A familiar one? Naturally, it was the premise of Hitchcock’s famous work 'Strangers on a Train'. Rehashed quite a few times in Hollywood itself, the film had a couple of versions in Hindi too. And now, if a debutant director thinks that the master craftsman’s classic needs a Tamil make-over, who can grudge him that!
'Muran’s two players are Cheran and Prasanna. The opening scene where Cheran first sees Prasanna, is at a roof top restaurant. Where the latter, in an inebriated condition, does the dare devil act of jumping from the top, and narrowly missing death. It would be the same place where the duo at the fag end of the narration, would have their final deadly encounter.
The second time Cheran spots him is on the highway, where his car having broken down, he thumbs a lift from Prasanna. It’s on this long road trip that we get to know about the two men. Prasanna is the rich brat, a playboy who has lived life on the fast lane and loved to put himself in death defying situations. The bane of his life is his father (Jayaprakash, neatly fitting in) who has never managed to understand him.
Cheran is the sober, diffident cautious one. A struggling musician, his marriage is on the rocks, with his wife (Nikita) cheating on him, and refusing to give him a divorce. And he has this growing bond with friend Lavanya (Haripriya). It’s here that Prasanna pitches in his double murder deal to Cheran, who dismisses it as a whacky idea that is not to be taken seriously. That is, until he finds his wife dead, and he is intimidated into doing his part of the deal.
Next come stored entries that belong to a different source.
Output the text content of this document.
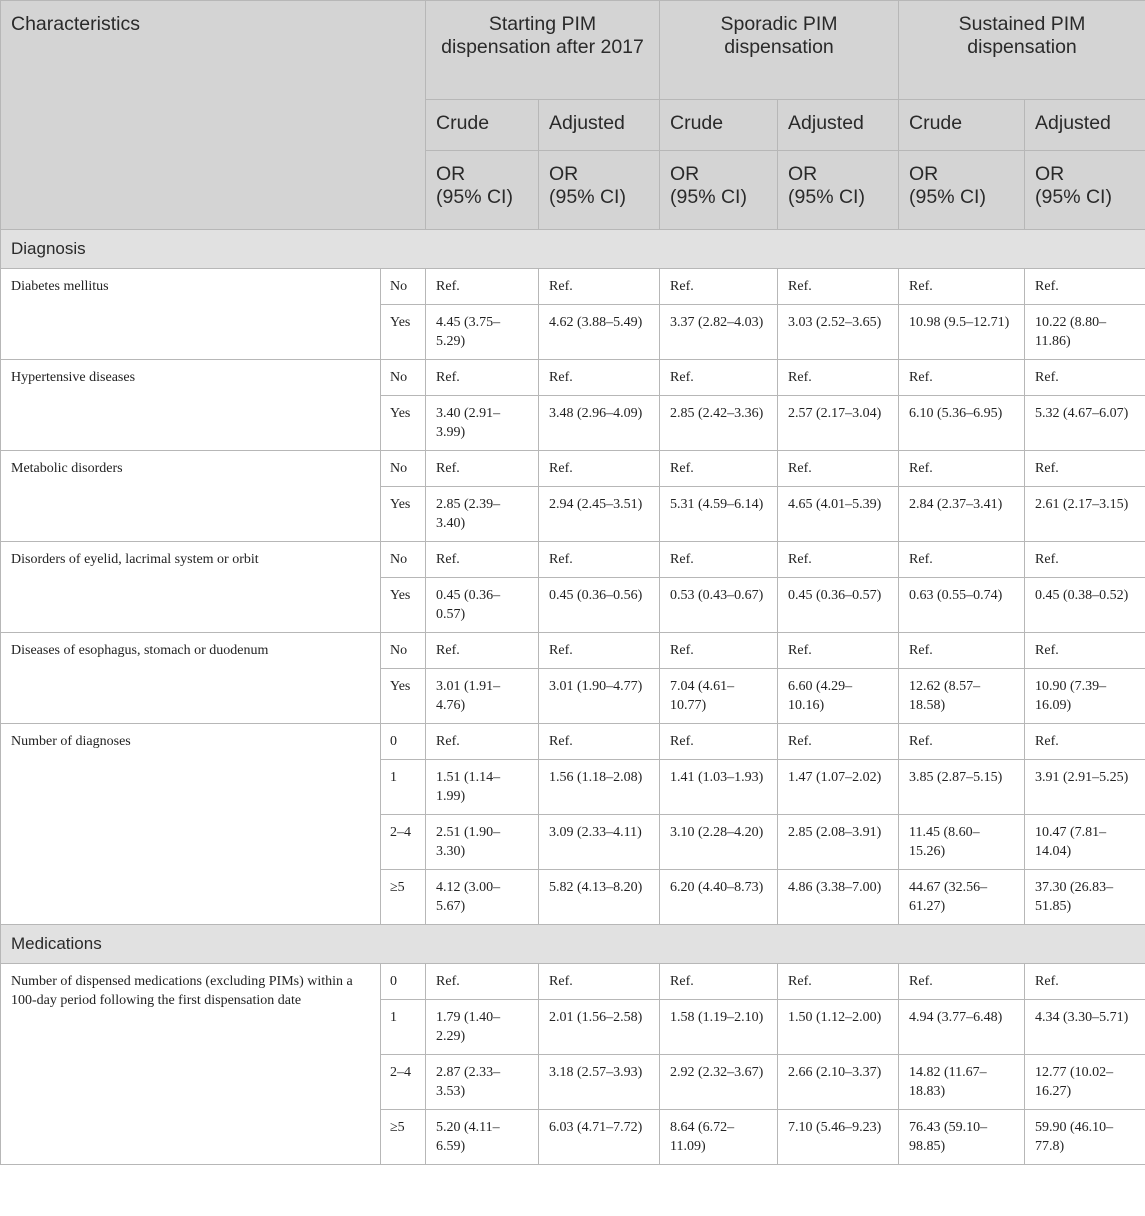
Characteristics		Starting PIM dispensation after 2017		Sporadic PIM dispensation		Sustained PIM dispensation	
		Crude	Adjusted	Crude	Adjusted	Crude	Adjusted

		OR
(95% CI)	OR
(95% CI)	OR
(95% CI)	OR
(95% CI)	OR
(95% CI)	OR
(95% CI)

Diagnosis							
Diabetes mellitus	No	Ref.	Ref.	Ref.	Ref.	Ref.	Ref.
	Yes	4.45 (3.75–5.29)	4.62 (3.88–5.49)	3.37 (2.82–4.03)	3.03 (2.52–3.65)	10.98 (9.5–12.71)	10.22 (8.80–11.86)
Hypertensive diseases	No	Ref.	Ref.	Ref.	Ref.	Ref.	Ref.
	Yes	3.40 (2.91–3.99)	3.48 (2.96–4.09)	2.85 (2.42–3.36)	2.57 (2.17–3.04)	6.10 (5.36–6.95)	5.32 (4.67–6.07)
Metabolic disorders	No	Ref.	Ref.	Ref.	Ref.	Ref.	Ref.
	Yes	2.85 (2.39–3.40)	2.94 (2.45–3.51)	5.31 (4.59–6.14)	4.65 (4.01–5.39)	2.84 (2.37–3.41)	2.61 (2.17–3.15)
Disorders of eyelid, lacrimal system or orbit	No	Ref.	Ref.	Ref.	Ref.	Ref.	Ref.
	Yes	0.45 (0.36–0.57)	0.45 (0.36–0.56)	0.53 (0.43–0.67)	0.45 (0.36–0.57)	0.63 (0.55–0.74)	0.45 (0.38–0.52)
Diseases of esophagus, stomach or duodenum	No	Ref.	Ref.	Ref.	Ref.	Ref.	Ref.
	Yes	3.01 (1.91–4.76)	3.01 (1.90–4.77)	7.04 (4.61–10.77)	6.60 (4.29–10.16)	12.62 (8.57–18.58)	10.90 (7.39–16.09)
Number of diagnoses	0	Ref.	Ref.	Ref.	Ref.	Ref.	Ref.
	1	1.51 (1.14–1.99)	1.56 (1.18–2.08)	1.41 (1.03–1.93)	1.47 (1.07–2.02)	3.85 (2.87–5.15)	3.91 (2.91–5.25)
	2–4	2.51 (1.90–3.30)	3.09 (2.33–4.11)	3.10 (2.28–4.20)	2.85 (2.08–3.91)	11.45 (8.60–15.26)	10.47 (7.81–14.04)
	≥5	4.12 (3.00–5.67)	5.82 (4.13–8.20)	6.20 (4.40–8.73)	4.86 (3.38–7.00)	44.67 (32.56–61.27)	37.30 (26.83–51.85)
Medications							
Number of dispensed medications (excluding PIMs) within a 100-day period following the first dispensation date	0	Ref.	Ref.	Ref.	Ref.	Ref.	Ref.
	1	1.79 (1.40–2.29)	2.01 (1.56–2.58)	1.58 (1.19–2.10)	1.50 (1.12–2.00)	4.94 (3.77–6.48)	4.34 (3.30–5.71)
	2–4	2.87 (2.33–3.53)	3.18 (2.57–3.93)	2.92 (2.32–3.67)	2.66 (2.10–3.37)	14.82 (11.67–18.83)	12.77 (10.02–16.27)
	≥5	5.20 (4.11–6.59)	6.03 (4.71–7.72)	8.64 (6.72–11.09)	7.10 (5.46–9.23)	76.43 (59.10–98.85)	59.90 (46.10–77.8)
The female leads have not much to do.
Debutant director Rajan Madhav (son of renowned Malayalam music composer the late Ravindran) has not just kept the basic knot, but has also loyally borrowed most of its situations. He may have tweaked it at a few places (the climax was mind boggling in the original), but it’s all at a superficial predictable level. A psychological thriller warrants a taut script, a speedy pace, and clearly etched characters. But here, the script is loosely crafted with gaping holes.
Like when Cheran’s wife is killed, the investigating cop suspects Cheran. Then, the cop too is found dead, but there seems to be no follow-up to the case. Cheran, roaming on the streets and stalking Jayaprakash with a gun pointed at him in public view, is ridiculous. The characterisation is ambiguous, the pace slackens many a time. And the edge-of-the-seat feel is totally missing. Among the songs of first timer Sajan Madhav (brother of the director), 'Ithu varai…' is the catchier one.
Cheran has this standard set of stereotyped minimalistic expressions. His is a character that goes through varied emotions, and surely he could have worked more on his expressions. Prasanna has a penchant for playing characters with dark shades ('Anjathe'). And as the devious ruthless planner, he makes a charming rogue. Muran is a merciless mauling of a Hitchcock classic. These strangers on the road are no patch on those fascinating ‘strangers on a train’.